As mídias constituem-se em mediadores pelos quais os sujeitos se relacionam, compreendem
e significam o que os cerca, onde sentidos são construídos e reconstruídos, narrativas são
negociadas e disputas pela interpretação do mundo são travadas. Para ambientar essa
investigação escolheu-se o rádio, entendido como uma plataforma midiática que proporciona
a experiência do ouvir, do falar, do imaginar, do dialogar sobre o cotidiano. Toma-se como
objeto específico a Radiodifusão Comunitária (RadCom), enquanto fenômeno em movimento
e em constante transformação, que se configura como um campo de lutas envolvendo atores
diversos. Parte-se do pressuposto que cada experiência de RadCom constitui-se em um
universo de linguagens, códigos e práticas, sob uma pluralidade de ritmos e lógicas
articuladas, em cada cultura, região, localidade e em contextos determinados e que, via de
regra, afloram do inconformismo frente a diversas situações de injustiça, opressão, exclusão e
silenciamento. A questão central que se procura responder é: mediante quais condições as
experiências de Radiodifusão Comunitária, situadas em cenários culturais e histórico-sociais,
compõem ambientes de produção de sentidos na perspectiva da heteroglossia? Sob a égide de
uma abordagem sócio-histórica, expõe-se inicialmente um estudo exploratório e descritivo de
caráter bibliográfico e documental, a fim de que essas práticas comunicativas alternativas
possam ser compreendidas em interlocução com a história e a cultura, a partir dos sujeitos e
dos contextos que lhes dão inteligibilidade e materialidade. Busca-se aporte em Bakhtin
(2009, 2011), no esforço de compreender os processos midiáticos, considerando a produção
de sentidos e as condições de possibilidade da heteroglossia que por meio deles são
engendrados. Num segundo momento, apresenta-se uma investigação de campo em que foram
observadas duas experiências de RadCom: a Rádio Liberdade, de Três Palmeiras e a Rádio
Comunitária de Frederico Westphalen, ambas situadas na região Norte do Rio Grande do Sul.

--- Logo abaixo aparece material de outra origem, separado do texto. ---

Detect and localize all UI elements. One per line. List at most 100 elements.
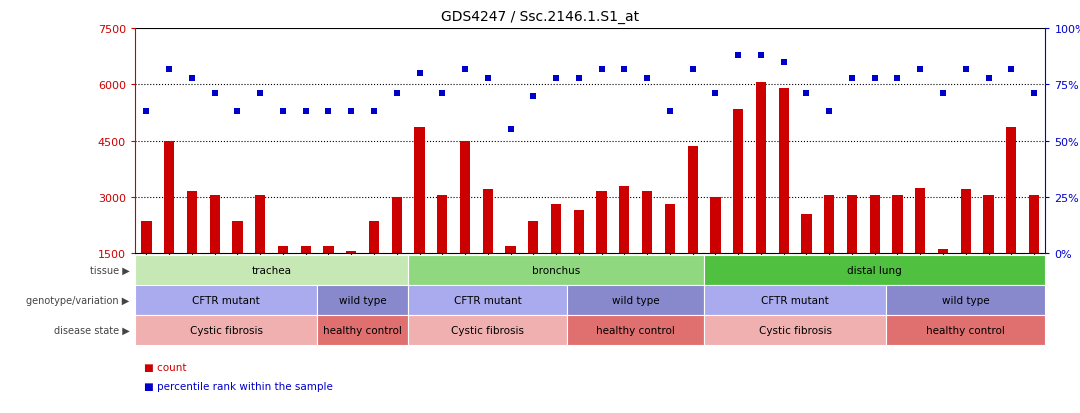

Com base no estudo de caso como método de investigação, foram produzidos dados a partir
de uma triangulação de fontes: entrevistas com locutores e gestores, pesquisa de opinião
pública com as audiências e elaboração de diários de escuta sobre as programações das
emissoras. Adota-se para a análise dos dados os parâmetros teóricos da Análise Dialógica do
Discurso (ADD), de orientação bakhtiniana. Os resultados indicam que essas práticas
comunicativas alternativas e de caráter comunitário, mesmo em meio às vicissitudes e
contradições a que estão expostas, têm potencialidades para promover situações discursivas
marcadas pela heteroglossia. Isso ocorre quando estabelecem proximidade com o que envolve
a vida das pessoas; quando promovem experiências comunicativas que dão apoio para que as
mais diversas vozes ecoem nos diálogos sociais; quando reverberam espaços de tensões
mobilizadoras e pontos de vista dissonantes; quando apresentam potencial transgressivo à
padronização discursiva e às lógicas convencionais de comunicação; quando constituem
cenários de enfrentamento e processos de resistência e quando fazem opção políticoideológica pelos discursos periféricos e marginalizados. Situações discursivas não se
constituem heteróglotas única e exclusivamente pela licença ou permissão que concedem às
vozes a fim de que participem dos processos de produção de sentido, nem pela ausência de
conflitos e pressões sociais, mas pela forma como respeitam e celebram a multiplicidade e a
arquitetura que oferecem para que elas dialoguem. A relevância pedagógica destas mídias
alternativas reside nos modos de interação que podem proporcionar, nas possibilidades de
interlocução que são capazes de ocasionar e quando são capazes de construir ambientes
propícios para que as posições dos falantes entrem em um cenário discursivo plural e
participem ativamente na constituição dos sentidos. Pluralidade que, manifestada
publicamente, enriquece a experiência humana como um todo e a vida de cada um.